O evento incluiu visitas às aldeias indígenas de Pradinho e Água Boa, situadas na comarca de Águas Formosas, onde foram ouvidas as lideranças das comunidades de Água Boa, Pradinho, Aldeia Escola Floresta, Aldeia Verde e Aldeia Cachoeirinha.
A Carta de Águas Formosas traz proposições e diretrizes dirigidas a diversos órgãos, entre eles o próprio MPMG, acerca da situação emergencial dos povos Maxakali, que enfrentam altos índices de mortalidade infantil, insegurança alimentar, falta de acesso à segurança pública e aos serviços de saúde.

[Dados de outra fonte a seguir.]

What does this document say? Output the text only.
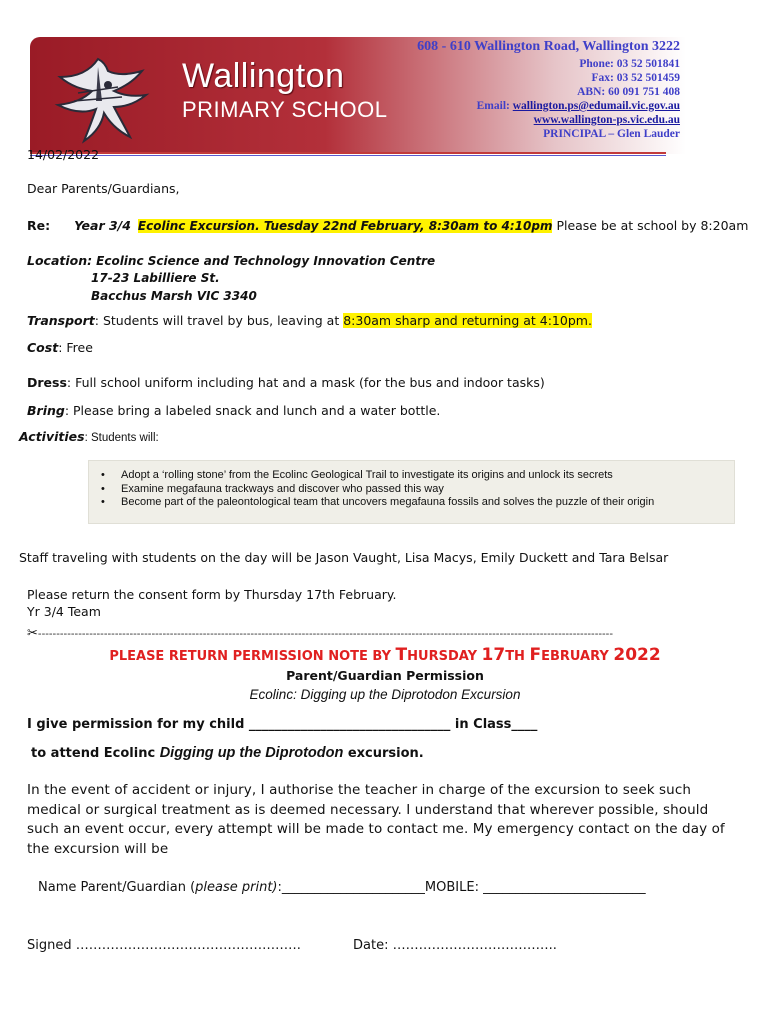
Wallington
PRIMARY SCHOOL
608 - 610 Wallington Road, Wallington 3222
Phone: 03 52 501841
Fax: 03 52 501459
ABN: 60 091 751 408
Email: wallington.ps@edumail.vic.gov.au
www.wallington-ps.vic.edu.au
PRINCIPAL – Glen Lauder
14/02/2022
Dear Parents/Guardians,
Re: Year 3/4 Ecolinc Excursion. Tuesday 22nd February, 8:30am to 4:10pm Please be at school by 8:20am
Location: Ecolinc Science and Technology Innovation Centre
17-23 Labilliere St.
Bacchus Marsh VIC 3340
Transport: Students will travel by bus, leaving at 8:30am sharp and returning at 4:10pm.
Cost: Free
Dress: Full school uniform including hat and a mask (for the bus and indoor tasks)
Bring: Please bring a labeled snack and lunch and a water bottle.
Activities: Students will:
• Adopt a ‘rolling stone’ from the Ecolinc Geological Trail to investigate its origins and unlock its secrets
• Examine megafauna trackways and discover who passed this way
• Become part of the paleontological team that uncovers megafauna fossils and solves the puzzle of their origin
Staff traveling with students on the day will be Jason Vaught, Lisa Macys, Emily Duckett and Tara Belsar
Please return the consent form by Thursday 17th February.
Yr 3/4 Team
✂-------------------------------------------------------------------------------------------------------------------------------------------------------------
PLEASE RETURN PERMISSION NOTE BY THURSDAY 17TH FEBRUARY 2022
Parent/Guardian Permission
Ecolinc: Digging up the Diprotodon Excursion
I give permission for my child _______________________________ in Class____
to attend Ecolinc Digging up the Diprotodon excursion.
In the event of accident or injury, I authorise the teacher in charge of the excursion to seek such medical or surgical treatment as is deemed necessary. I understand that wherever possible, should such an event occur, every attempt will be made to contact me. My emergency contact on the day of the excursion will be
Name Parent/Guardian (please print):______________________MOBILE: _________________________
Signed …………………………………………….	Date: ………………………………..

“Nós fomos muito bem recepcionados, com cantos entoados como forma de acolhimento e com a presença da comunidade em peso”, destacou a coordenadora regional da Cimos, promotora de Justiça Úrsula Cunha, presente ao lado da promotora natural da comarca, Jeccika Cardoso.
O CAO‑Cimos acompanha as aldeias indígenas Maxakali desde 2021, por meio do Programa Próximos Passos, que utiliza diagnósticos produzidos a partir da escuta das comunidades para subsidiar a atuação dos promotores naturais em benefício de uma população estimada em três mil pessoas.
O Comitê Interinstitucional Jus Povos tem como objetivo articular instituições e fortalecer políticas judiciárias voltadas à efetivação dos direitos de povos e comunidades tradicionais, como indígenas, quilombolas, geraizeiros, apanhadores de flores sempre‑vivas, ciganos, entre outros.
A iniciativa integra o Projeto JusPovos, criado pelo Tribunal Regional Federal da 6ª Região, e conta com a colaboração do Tribunal de Justiça de Minas Gerais, do Tribunal Regional do Trabalho da 3ª Região, do Tribunal Regional Eleitoral de Minas Gerais, do Tribunal de Contas do Estado de Minas Gerais, do Ministério Público Federal, do Ministério Público do Trabalho, da Defensoria Pública da União e da Defensoria Pública de Minas Gerais.